Their scope of practice includes preoperative, intraoperative and postoperative care, pain management, performing advanced airway management and performing point-of-care testing. They also may place epidurals or regional nerve blocks with ultrasound guidance.

Some CRNAs also choose an area of specialty such as pediatrics, obstetrics, cardiology or plastic surgery. They work both autonomously and as part of surgical healthcare teams.

In recent years, nurse anesthetists have expanded their role to include working in other areas including MRI units and cardiac cath labs. There, they can place arterial lines, pulmonary-artery catheters and other lines.

Many CRNAs also work in leadership, advocacy and policymaking as administrators, managers, researchers, educators and advocates.

The role of CRNAs is expected to continue growing, given the looming shortage of anesthesiologists and the profession’s record of safe, high-quality, cost-effective care. A report by the American Association of Medical Colleges predicts a shortfall of 18,600 to 31,800 specialists, including anesthesiologists, by 2030.

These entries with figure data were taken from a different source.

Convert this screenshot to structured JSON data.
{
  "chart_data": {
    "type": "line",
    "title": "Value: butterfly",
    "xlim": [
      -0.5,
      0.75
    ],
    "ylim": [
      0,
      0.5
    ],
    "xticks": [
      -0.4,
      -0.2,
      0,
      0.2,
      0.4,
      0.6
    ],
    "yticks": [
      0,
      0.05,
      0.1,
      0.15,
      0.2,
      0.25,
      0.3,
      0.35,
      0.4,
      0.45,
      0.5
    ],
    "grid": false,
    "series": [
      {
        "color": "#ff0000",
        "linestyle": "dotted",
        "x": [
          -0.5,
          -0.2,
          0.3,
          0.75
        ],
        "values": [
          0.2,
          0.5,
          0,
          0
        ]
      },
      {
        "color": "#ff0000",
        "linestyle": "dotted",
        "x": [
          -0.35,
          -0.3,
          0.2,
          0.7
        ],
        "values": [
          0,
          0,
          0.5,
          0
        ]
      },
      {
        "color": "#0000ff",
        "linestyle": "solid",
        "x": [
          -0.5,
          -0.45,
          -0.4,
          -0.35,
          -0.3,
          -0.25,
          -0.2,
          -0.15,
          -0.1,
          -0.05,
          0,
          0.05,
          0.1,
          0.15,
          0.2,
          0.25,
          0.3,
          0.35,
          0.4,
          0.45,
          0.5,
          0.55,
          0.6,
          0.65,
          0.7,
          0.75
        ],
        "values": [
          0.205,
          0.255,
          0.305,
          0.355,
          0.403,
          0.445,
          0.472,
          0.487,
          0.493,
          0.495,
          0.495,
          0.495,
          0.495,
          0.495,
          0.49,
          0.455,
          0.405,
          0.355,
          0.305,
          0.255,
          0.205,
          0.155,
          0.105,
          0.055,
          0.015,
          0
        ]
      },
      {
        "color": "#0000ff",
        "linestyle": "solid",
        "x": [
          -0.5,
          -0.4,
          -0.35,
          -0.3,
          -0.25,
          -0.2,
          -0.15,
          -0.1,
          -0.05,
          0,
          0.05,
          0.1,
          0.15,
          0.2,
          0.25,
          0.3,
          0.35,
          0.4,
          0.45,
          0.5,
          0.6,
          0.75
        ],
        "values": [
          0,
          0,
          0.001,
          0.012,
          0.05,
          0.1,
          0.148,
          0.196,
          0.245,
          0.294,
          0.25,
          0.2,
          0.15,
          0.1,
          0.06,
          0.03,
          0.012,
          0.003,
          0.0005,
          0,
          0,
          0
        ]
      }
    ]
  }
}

The AANA states CRNAs can help to fill this gap if they are allowed to practice independently, to the full scope of their education, training, certification and licensure in states across the country. They cite studies showing that anesthesia care is equally safe when provided by a CRNA working solo. Currently, there are 40 states that don’t require physician supervision of CRNAs via their nursing or medical statutes or licensing requirements.